Two American specialists, Nathaniel Fick and Vikram J. Singh of the Center for a New American Security, claim that the average Afghan pays out one-fifth of his income on the bribes necessary to make a living and get along, and that the Hamid Karzai government is widely perceived as having forfeited its legitimacy. Perhaps life would be worse yet under the Taliban. But surely that is for them to decide.

Next is an American effort to capture Osama bin Laden and al-Qaida leaders, thought to be in Pakistan. But as bin Laden — if he is still alive, as some doubt — and his associates can at any moment pack their suitcases and move to anywhere they like, why is it necessary to fight a war over him at the cost of Afghan, Pakistani, American and allied lives in Afghanistan? This is madness.

The next conflict is between the new Pakistani government and a rising Islamist movement inside Pakistan itself, strong in the frontier Tribal Areas and increasingly influential in cities in the north of the country, sustained by its belief that Pakistan’s government has sold itself to the infidel Americans.

It has been reinforced by the increasing tension between American and Pakistani armies on the frontier, and by civilian casualties resulting from American attacks inside Pakistan. The Islamists are inspired by hatred for a Pakistan government now “fighting America’s war,” and allowing Americans to attack Pakistan.

The Pakistani army, the force until now holding the country together (with its nuclear weapons), has ties with the native Islamists and the Afghan Taliban; it is at the same time a vital instrument of central government authority; and it possesses its own professional and national loyalty to Pakistan’s integrity and autonomy.

It resists U.S. demands that it sweep up the Taliban and al-Qaida and hand them over, whatever the cost to Pakistani interests. (This tally of conflicts has not taken account of the small-scale war already developing between U.S. and Pakistani armies, and the intensifying civil struggle inside Pakistan against the religious traditionalists.)

Last week, a leaked diplomatic dispatch from the British ambassador in Kabul predicted that NATO will lose the war against the Taliban.

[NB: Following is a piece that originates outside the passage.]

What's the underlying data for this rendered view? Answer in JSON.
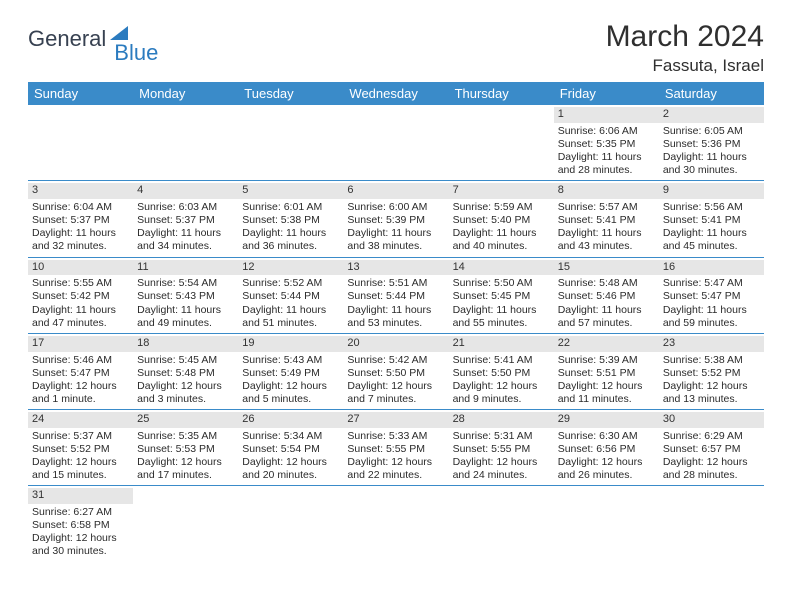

A London Sunday newspaper reported that the British military commander in Afghanistan holds exactly the same opinion. Many Americans in Afghanistan express the same view.

Why is this so? The logic of this kind of war is that the more foreign troops that are sent to a country like Afghanistan, the more Afghan and Pakistani nationalist outrage and fury is generated, and the more support there is for the Taliban against the foreigners.

The new American commander in Afghanistan, Gen. David McKiernan, has already called for reinforcements for “a long and arduous counterinsurgency campaign that could last many more years” — and which, he says, ultimately can only have a political settlement.

Could someone, somehow, explain to Barack Obama and his people — the only ones in the presidential race who conceivably might listen — that this terrible entanglement of conflicts has nothing seriously to do with the basic national interests of the United States, which has never been harmed by the Taliban, and whose fundamental interests have nothing to do with who rules traditionally unconquerable mountain territories in Central Asia?

To persist in this war is simply, and appallingly, a blind continuation of the policy George W. Bush announced in 2001, as quoted by Bob Woodward in his book “Bush at War”: “to create chaos, to create a vacuum” in Afghanistan and to “export death and violence to the four corners of the earth in defense of our great nation.”

Must we continue under our next president?